The study reveals that 50.2% of young Cameroonians strongly hold that the powers of government and especially the head of state should be subordinate, linked and dependent on the legislature and the judiciary, while 38% of them think the gap between the promulgation of laws and their execution which depends on the whims and caprices of the head of state, is a political gambit put in place by government in order to circumvent the proper application of the laws of the land.
Elections have been the main flashpoint in the African political dispensation and 54.5% of the Cameroonian youths feel that only an Independent Electoral Commission (INEC) can guarantee free, transparent and just elections, the study found. The research which was conducted in six of the ten regions of Cameroon namely the Southwest, Northwest, Far North, East, Centre and Littoral involved interviewing 650 youths in each of the regions.
According to Prof. EboussiBoulaga, the research was intended to “make a situational analysis of the perceptions and attitudes of youths concerning politics as well as their actual engagement or non engagement potentials.

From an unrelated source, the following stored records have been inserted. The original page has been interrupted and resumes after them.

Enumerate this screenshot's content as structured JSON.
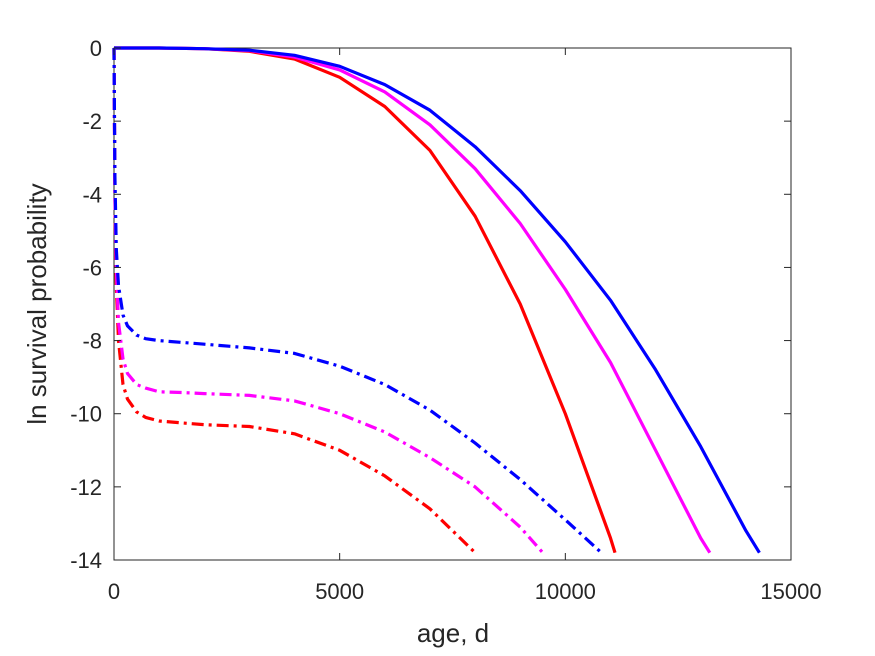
{
  "chart_data": {
    "type": "line",
    "title": "",
    "xlabel": "age, d",
    "ylabel": "ln survival probability",
    "xlim": [
      0,
      15000
    ],
    "ylim": [
      -14,
      0
    ],
    "xticks": [
      0,
      5000,
      10000,
      15000
    ],
    "yticks": [
      0,
      -2,
      -4,
      -6,
      -8,
      -10,
      -12,
      -14
    ],
    "xtick_labels": [
      "0",
      "5000",
      "10000",
      "15000"
    ],
    "ytick_labels": [
      "0",
      "-2",
      "-4",
      "-6",
      "-8",
      "-10",
      "-12",
      "-14"
    ],
    "grid": false,
    "legend": "none",
    "series": [
      {
        "color": "#ff0000",
        "style": "solid",
        "x": [
          0,
          1000,
          2000,
          3000,
          4000,
          5000,
          6000,
          7000,
          8000,
          9000,
          10000,
          10500,
          11000,
          11100
        ],
        "y": [
          0,
          0,
          -0.02,
          -0.09,
          -0.3,
          -0.8,
          -1.6,
          -2.8,
          -4.6,
          -7.0,
          -10.0,
          -11.7,
          -13.4,
          -13.8
        ]
      },
      {
        "color": "#ff00ff",
        "style": "solid",
        "x": [
          0,
          1000,
          2000,
          3000,
          4000,
          5000,
          6000,
          7000,
          8000,
          9000,
          10000,
          11000,
          12000,
          13000,
          13200
        ],
        "y": [
          0,
          0,
          -0.02,
          -0.07,
          -0.25,
          -0.6,
          -1.2,
          -2.1,
          -3.3,
          -4.8,
          -6.6,
          -8.6,
          -11.0,
          -13.4,
          -13.8
        ]
      },
      {
        "color": "#0000ff",
        "style": "solid",
        "x": [
          0,
          1000,
          2000,
          3000,
          4000,
          5000,
          6000,
          7000,
          8000,
          9000,
          10000,
          11000,
          12000,
          13000,
          14000,
          14300
        ],
        "y": [
          0,
          0,
          -0.02,
          -0.06,
          -0.2,
          -0.5,
          -1.0,
          -1.7,
          -2.7,
          -3.9,
          -5.3,
          -6.9,
          -8.8,
          -10.9,
          -13.2,
          -13.8
        ]
      },
      {
        "color": "#ff0000",
        "style": "dashdot",
        "x": [
          0,
          20,
          50,
          100,
          200,
          300,
          500,
          700,
          1000,
          1500,
          2000,
          3000,
          4000,
          5000,
          6000,
          7000,
          7500,
          8000
        ],
        "y": [
          0,
          -4.0,
          -6.5,
          -8.0,
          -9.2,
          -9.6,
          -9.95,
          -10.1,
          -10.2,
          -10.25,
          -10.3,
          -10.35,
          -10.55,
          -11.0,
          -11.7,
          -12.6,
          -13.2,
          -13.8
        ]
      },
      {
        "color": "#ff00ff",
        "style": "dashdot",
        "x": [
          0,
          20,
          50,
          100,
          200,
          300,
          500,
          700,
          1000,
          1500,
          2000,
          3000,
          4000,
          5000,
          6000,
          7000,
          8000,
          9000,
          9500
        ],
        "y": [
          0,
          -4.0,
          -6.0,
          -7.5,
          -8.5,
          -8.9,
          -9.2,
          -9.3,
          -9.4,
          -9.42,
          -9.45,
          -9.5,
          -9.65,
          -10.0,
          -10.5,
          -11.2,
          -12.0,
          -13.1,
          -13.8
        ]
      },
      {
        "color": "#0000ff",
        "style": "dashdot",
        "x": [
          0,
          20,
          50,
          100,
          200,
          300,
          500,
          700,
          1000,
          1500,
          2000,
          3000,
          4000,
          5000,
          6000,
          7000,
          8000,
          9000,
          10000,
          10800
        ],
        "y": [
          0,
          -3.5,
          -5.5,
          -6.5,
          -7.3,
          -7.6,
          -7.85,
          -7.95,
          -8.0,
          -8.05,
          -8.1,
          -8.2,
          -8.35,
          -8.7,
          -9.2,
          -9.9,
          -10.8,
          -11.8,
          -12.9,
          -13.8
        ]
      }
    ]
  }
}
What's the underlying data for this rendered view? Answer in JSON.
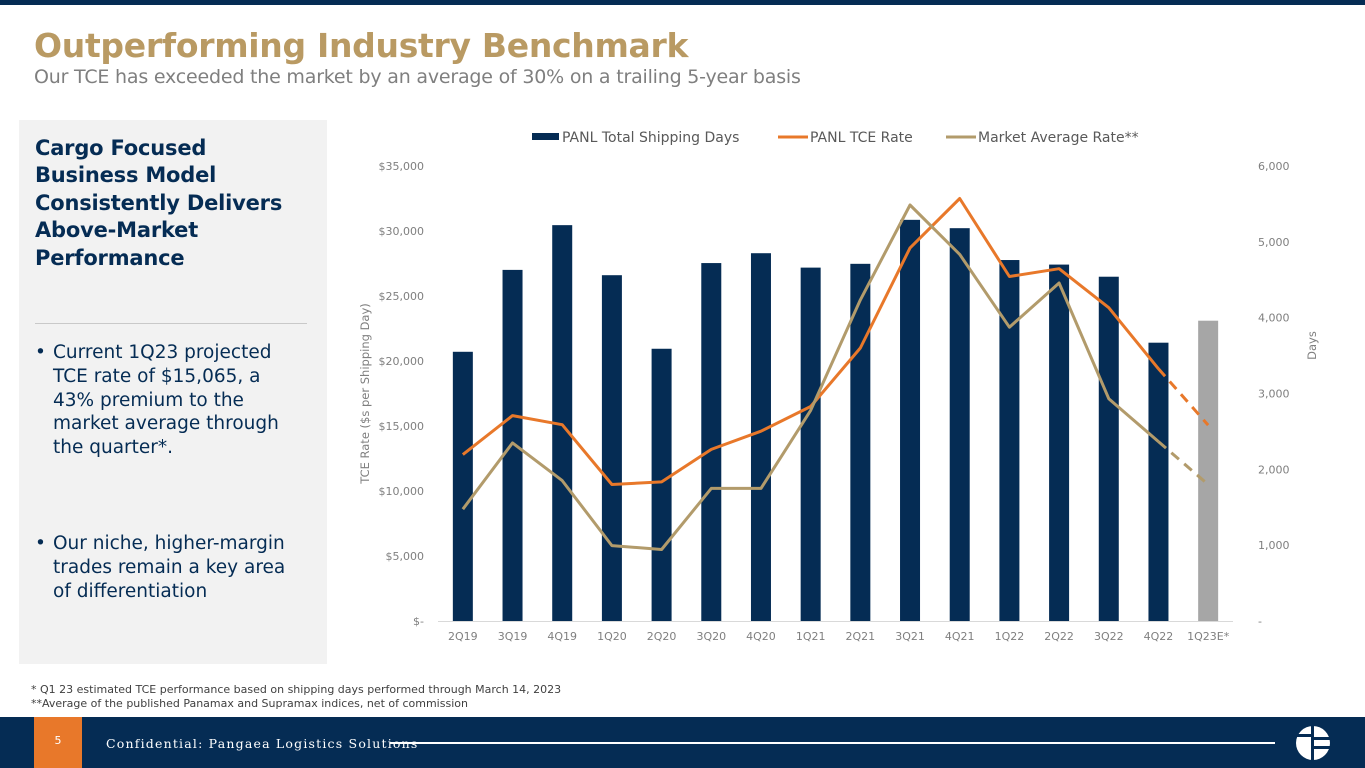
{
  "header": {
    "title": "Outperforming Industry Benchmark",
    "subtitle": "Our TCE has exceeded the market by an average of 30% on a trailing 5-year basis"
  },
  "side_panel": {
    "heading": "Cargo Focused Business Model Consistently Delivers Above-Market Performance",
    "bullet_symbol": "•",
    "bullets": [
      "Current 1Q23 projected TCE rate of $15,065, a 43% premium to the market average through the quarter*.",
      "Our niche, higher-margin trades remain a key area of differentiation"
    ]
  },
  "colors": {
    "navy": "#052c54",
    "gold": "#b99a63",
    "orange": "#e8782a",
    "tan": "#b29b6b",
    "estimate_bar": "#a6a6a6"
  },
  "chart_data": {
    "type": "bar",
    "title": "",
    "categories": [
      "2Q19",
      "3Q19",
      "4Q19",
      "1Q20",
      "2Q20",
      "3Q20",
      "4Q20",
      "1Q21",
      "2Q21",
      "3Q21",
      "4Q21",
      "1Q22",
      "2Q22",
      "3Q22",
      "4Q22",
      "1Q23E*"
    ],
    "ylabel": "TCE Rate ($s per Shipping Day)",
    "y2label": "Days",
    "ylim": [
      0,
      35000
    ],
    "y2lim": [
      0,
      6000
    ],
    "y_ticks": [
      "$-",
      "$5,000",
      "$10,000",
      "$15,000",
      "$20,000",
      "$25,000",
      "$30,000",
      "$35,000"
    ],
    "y2_ticks": [
      "-",
      "1,000",
      "2,000",
      "3,000",
      "4,000",
      "5,000",
      "6,000"
    ],
    "grid": false,
    "legend_position": "top",
    "series": [
      {
        "name": "PANL Total Shipping Days",
        "type": "bar",
        "axis": "right",
        "values": [
          3550,
          4630,
          5220,
          4560,
          3590,
          4720,
          4850,
          4660,
          4710,
          5290,
          5180,
          4760,
          4700,
          4540,
          3670,
          3960
        ],
        "estimated_from_index": 15
      },
      {
        "name": "PANL TCE Rate",
        "type": "line",
        "axis": "left",
        "values": [
          12800,
          15800,
          15100,
          10500,
          10700,
          13200,
          14600,
          16500,
          21000,
          28700,
          32500,
          26500,
          27100,
          24100,
          19400,
          15065
        ],
        "dashed_from_index": 14
      },
      {
        "name": "Market Average Rate**",
        "type": "line",
        "axis": "left",
        "values": [
          8600,
          13700,
          10800,
          5800,
          5500,
          10200,
          10200,
          16200,
          24700,
          32000,
          28200,
          22600,
          26000,
          17100,
          13800,
          10500
        ],
        "dashed_from_index": 14
      }
    ]
  },
  "footnotes": [
    "* Q1 23 estimated TCE performance based on shipping days performed through March 14, 2023",
    "**Average of the published Panamax and Supramax indices, net of commission"
  ],
  "footer": {
    "page_number": "5",
    "confidential": "Confidential: Pangaea Logistics Solutions"
  }
}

It was aimed above all at determining their perceptions and attitudes concerning the values, the institutions as well as their actual implication” in them.
In spite of the negative perception Cameroonian youths have of politics and politicians, 30% of them were of the opinion that they would want to be involved in politics if the system were giving adequate attention to youth problems. 27.1% said their main preoccupation would be the employment of youths while 13.3% felt youths should be given the opportunities to become more responsible in society.
The authors of the research have concluded that in order to avoid violent confrontations which must come when they must come, the anxieties, aspirations and wishes of the youths must be given the consideration they deserve before things get out of hand. “Faced with the conditions posed by the youths, it is necessary to look into them, protect them from extortion, exclusion and exploitation”, the research advises, adding that the “youth factor” must obligatorily be included in all actions at all levels as “a considerable segment of the population”.
If the findings of the research were to be true, and there is no reason to doubt them, then it is almost certain that most election results in Cameroon have not been a true reflection of the wishes of the Cameroonian masses because more than 60% of the population of Cameroon falls within the ages of 18 and 35.